Okay, give him a moment, then take my plate back for a refill.
Erskine stood up. The serving bot rumbled back to assist her but she waved it away. Sometimes she regretted the decision not to employ Kill Line people in here. It was good security to have as few outsiders in contact with the staff as possible, but that policy hadn’t been designed for a world that was running out of people. Opis would need more colonists. There was only one source left now.
“Morning, Director.” Marc studied the scrambled eggs. “Any more incidents?”
He was unfailingly courteous, but he always gave the impression that he couldn’t see why she was relevant to his existence. Perhaps she wasn’t. But he was relevant to hers.
“What do you make of it, then?” she asked.
“Dr Kim, you mean?”
“Yes. Until I get some sense out of her, I have to assume she’s an APS spy.”
“Well, spies aren’t supposed to tell you where they come from, but it’s always possible that’s exactly why she did.”
“No disrespect to Trinder and his troops, but they’ve never gone up against state actors. You used to protect critical infrastructure, I believe. I’m trying to assess the threat.”
“Yeah, our job was stopping bad guys attacking strategic targets. Power stations, oil rigs, nukes, that kind of thing. Which, to be fair, is the same as your lads are trained for, except we tend to have
a higher body count at the end of the day.” Marc seemed to have made his choice. He picked out the most overcooked bacon to top his eggs. “But my first question would be what you’ve got — or what you’ve done — that APS want to know about. If someone’s spying, they either want to take something or stop something.”
It was inevitable that he’d ask her the very question she didn’t dare answer, but if he hadn’t been smart then she wouldn’t have asked for his advice. Now the lying started in earnest.
“I’m trying to find out what they think we’ve got,” Erskine said. “Or done.”
“It’s perception that matters. No joy from Kim, then.”
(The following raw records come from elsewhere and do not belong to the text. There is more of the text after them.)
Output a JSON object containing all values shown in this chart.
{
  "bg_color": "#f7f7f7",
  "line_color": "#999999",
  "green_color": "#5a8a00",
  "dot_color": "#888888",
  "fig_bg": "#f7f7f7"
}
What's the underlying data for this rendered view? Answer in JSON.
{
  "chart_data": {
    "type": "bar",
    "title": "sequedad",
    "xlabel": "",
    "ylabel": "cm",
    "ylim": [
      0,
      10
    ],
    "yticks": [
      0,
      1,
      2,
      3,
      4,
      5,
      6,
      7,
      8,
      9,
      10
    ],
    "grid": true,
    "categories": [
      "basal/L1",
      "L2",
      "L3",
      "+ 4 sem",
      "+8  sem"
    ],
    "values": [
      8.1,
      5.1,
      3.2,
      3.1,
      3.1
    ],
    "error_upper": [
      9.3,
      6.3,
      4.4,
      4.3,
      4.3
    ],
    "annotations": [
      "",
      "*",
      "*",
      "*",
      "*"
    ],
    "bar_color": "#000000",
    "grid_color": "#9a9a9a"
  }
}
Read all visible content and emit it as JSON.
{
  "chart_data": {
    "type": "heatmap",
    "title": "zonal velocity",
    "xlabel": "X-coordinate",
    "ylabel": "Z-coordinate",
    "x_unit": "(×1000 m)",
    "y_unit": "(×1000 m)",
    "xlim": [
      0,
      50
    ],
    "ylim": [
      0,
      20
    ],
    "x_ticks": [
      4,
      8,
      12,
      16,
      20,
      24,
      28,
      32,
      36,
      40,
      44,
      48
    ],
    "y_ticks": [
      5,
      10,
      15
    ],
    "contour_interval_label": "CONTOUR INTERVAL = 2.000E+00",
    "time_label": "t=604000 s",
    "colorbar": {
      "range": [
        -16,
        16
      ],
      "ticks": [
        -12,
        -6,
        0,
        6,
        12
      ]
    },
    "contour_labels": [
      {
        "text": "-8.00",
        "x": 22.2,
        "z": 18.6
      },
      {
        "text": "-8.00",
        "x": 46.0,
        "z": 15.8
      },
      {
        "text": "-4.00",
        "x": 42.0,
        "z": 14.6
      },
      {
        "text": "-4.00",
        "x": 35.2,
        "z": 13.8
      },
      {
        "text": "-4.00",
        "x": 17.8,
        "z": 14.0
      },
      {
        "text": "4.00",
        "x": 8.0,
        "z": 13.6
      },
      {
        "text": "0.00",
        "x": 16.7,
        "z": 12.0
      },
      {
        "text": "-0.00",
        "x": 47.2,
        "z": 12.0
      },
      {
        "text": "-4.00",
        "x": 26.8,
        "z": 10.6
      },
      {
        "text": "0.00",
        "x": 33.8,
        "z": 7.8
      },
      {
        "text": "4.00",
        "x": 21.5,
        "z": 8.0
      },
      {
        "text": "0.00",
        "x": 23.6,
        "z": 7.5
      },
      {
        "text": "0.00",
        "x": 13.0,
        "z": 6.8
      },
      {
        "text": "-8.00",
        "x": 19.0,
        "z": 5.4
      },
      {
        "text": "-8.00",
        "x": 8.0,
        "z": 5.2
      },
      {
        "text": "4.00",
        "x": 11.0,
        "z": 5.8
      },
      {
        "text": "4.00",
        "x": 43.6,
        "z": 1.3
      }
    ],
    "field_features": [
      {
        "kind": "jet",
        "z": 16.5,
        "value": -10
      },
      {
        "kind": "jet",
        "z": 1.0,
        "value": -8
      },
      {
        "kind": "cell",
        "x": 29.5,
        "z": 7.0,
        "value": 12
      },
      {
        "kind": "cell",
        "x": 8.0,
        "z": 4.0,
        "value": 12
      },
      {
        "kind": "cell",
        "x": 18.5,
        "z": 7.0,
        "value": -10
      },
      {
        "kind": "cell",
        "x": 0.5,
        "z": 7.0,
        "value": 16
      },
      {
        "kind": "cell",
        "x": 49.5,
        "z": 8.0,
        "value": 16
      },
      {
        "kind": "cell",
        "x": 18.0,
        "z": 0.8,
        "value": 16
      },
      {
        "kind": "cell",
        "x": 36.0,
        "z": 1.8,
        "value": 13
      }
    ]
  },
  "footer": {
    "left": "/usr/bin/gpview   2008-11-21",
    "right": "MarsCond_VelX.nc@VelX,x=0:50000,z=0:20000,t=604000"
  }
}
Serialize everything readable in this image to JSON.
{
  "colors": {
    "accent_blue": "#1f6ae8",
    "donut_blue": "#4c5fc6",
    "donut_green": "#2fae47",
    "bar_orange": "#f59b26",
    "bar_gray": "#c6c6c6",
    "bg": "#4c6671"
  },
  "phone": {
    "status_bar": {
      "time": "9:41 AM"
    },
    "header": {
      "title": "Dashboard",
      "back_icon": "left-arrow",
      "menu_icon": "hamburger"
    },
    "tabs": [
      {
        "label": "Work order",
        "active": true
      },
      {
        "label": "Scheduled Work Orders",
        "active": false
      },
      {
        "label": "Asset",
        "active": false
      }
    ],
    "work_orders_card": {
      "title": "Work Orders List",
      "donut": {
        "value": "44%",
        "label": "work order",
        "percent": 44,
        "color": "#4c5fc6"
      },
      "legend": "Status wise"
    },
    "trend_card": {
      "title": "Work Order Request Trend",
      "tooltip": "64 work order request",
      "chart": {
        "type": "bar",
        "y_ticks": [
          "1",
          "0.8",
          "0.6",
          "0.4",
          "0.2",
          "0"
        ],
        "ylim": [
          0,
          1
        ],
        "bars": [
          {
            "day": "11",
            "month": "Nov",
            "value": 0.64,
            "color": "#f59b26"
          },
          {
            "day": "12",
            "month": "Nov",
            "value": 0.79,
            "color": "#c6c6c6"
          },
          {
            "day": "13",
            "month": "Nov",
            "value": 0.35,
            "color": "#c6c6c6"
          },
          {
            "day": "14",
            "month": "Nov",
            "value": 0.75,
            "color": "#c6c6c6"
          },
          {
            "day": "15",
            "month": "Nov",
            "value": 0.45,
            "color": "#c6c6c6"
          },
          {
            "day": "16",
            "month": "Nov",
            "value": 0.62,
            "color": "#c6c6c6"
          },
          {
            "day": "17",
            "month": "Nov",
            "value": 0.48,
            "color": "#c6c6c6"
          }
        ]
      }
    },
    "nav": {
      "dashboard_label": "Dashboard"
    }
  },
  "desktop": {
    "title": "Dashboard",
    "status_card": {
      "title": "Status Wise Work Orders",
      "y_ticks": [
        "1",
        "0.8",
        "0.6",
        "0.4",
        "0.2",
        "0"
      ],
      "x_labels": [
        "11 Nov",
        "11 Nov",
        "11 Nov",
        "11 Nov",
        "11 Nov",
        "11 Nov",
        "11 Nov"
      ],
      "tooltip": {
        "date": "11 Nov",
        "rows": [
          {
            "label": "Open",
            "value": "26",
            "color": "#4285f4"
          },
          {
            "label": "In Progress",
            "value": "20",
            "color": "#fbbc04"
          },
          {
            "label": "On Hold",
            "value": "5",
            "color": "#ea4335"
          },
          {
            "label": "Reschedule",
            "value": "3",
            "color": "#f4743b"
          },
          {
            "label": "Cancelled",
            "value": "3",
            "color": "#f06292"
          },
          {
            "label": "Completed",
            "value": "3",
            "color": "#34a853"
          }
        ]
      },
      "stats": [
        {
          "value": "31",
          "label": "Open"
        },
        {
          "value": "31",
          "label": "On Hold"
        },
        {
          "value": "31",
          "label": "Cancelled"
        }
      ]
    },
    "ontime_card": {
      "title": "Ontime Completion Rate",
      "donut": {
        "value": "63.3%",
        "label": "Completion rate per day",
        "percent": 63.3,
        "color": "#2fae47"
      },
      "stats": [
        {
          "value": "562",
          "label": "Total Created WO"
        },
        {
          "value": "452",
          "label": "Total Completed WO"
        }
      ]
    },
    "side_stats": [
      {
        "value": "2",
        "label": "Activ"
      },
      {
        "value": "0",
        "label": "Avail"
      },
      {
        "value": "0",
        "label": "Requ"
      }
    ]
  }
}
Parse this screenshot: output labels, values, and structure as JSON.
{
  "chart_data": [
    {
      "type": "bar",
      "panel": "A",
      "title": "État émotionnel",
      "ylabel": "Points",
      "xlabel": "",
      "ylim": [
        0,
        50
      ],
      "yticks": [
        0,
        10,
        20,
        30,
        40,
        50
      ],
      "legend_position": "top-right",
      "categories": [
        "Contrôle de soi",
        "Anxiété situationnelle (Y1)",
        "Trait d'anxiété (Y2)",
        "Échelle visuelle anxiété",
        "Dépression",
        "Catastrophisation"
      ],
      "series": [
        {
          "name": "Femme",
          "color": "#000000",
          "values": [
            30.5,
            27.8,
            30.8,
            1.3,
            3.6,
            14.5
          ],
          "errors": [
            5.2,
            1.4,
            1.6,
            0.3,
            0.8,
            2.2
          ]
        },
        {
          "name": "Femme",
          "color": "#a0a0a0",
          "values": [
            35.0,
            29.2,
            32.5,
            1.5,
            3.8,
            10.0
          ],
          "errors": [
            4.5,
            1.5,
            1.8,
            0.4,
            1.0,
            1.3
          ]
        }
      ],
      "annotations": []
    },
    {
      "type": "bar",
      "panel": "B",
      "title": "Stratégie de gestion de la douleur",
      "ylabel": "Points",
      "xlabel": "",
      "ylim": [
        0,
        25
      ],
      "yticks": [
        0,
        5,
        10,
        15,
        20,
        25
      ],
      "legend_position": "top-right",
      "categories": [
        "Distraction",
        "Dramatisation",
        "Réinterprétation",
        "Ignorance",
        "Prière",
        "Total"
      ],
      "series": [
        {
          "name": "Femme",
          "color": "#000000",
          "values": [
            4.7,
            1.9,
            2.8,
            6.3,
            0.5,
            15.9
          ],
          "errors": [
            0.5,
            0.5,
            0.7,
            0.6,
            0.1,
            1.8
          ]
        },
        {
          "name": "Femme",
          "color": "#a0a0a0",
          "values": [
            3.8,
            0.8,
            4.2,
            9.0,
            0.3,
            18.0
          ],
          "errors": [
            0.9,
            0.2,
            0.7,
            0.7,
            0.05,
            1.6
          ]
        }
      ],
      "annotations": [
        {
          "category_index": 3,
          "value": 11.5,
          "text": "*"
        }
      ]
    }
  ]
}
“I’m taking another crack at her later.”
“Well, your biggest threat is the one they’ve already demonstrated. If they think that die-back’s still a risk to them, they’ll nuke you again. But they could suspect you of anything if they’re worried enough.” He followed her back to the table. “Okay, look at it from the other end of the telescope. What could they take out that would shut you down? What’s critical for you? We did the assessment with your guys when we came here. Apart from this facility, if you lose the town and farmland, you might just about survive for a while on your own hydroponics, if you step it up. And that yeast stuff as long as you’ve got sugar to feed it. So what about the orbitals?”
Lie. “If APS targets those, we lose the labs.”
“I don’t think you’ve got labs up there. Not these days, anyway.”
And I thought I was such a good poker player. Or maybe it’s just logical and he’s shaking me down because he’s exactly like me.
“Do we need to go into that?”
Marc carried on eating. “Just nod and I’ll work it out for myself. Whatever you’re doing, I hope you’ve got some defensive capability. I know weapons are banned, but we’re not stupid, are we? Close-quarters battle isn’t much fun on a space station. Shooting holes in bulkheads is a bit more serious in a vacuum. Then there’s the low-gravity areas.”
“I think APS would have made a move by now.”
“So how about the ships you’ve got alongside?”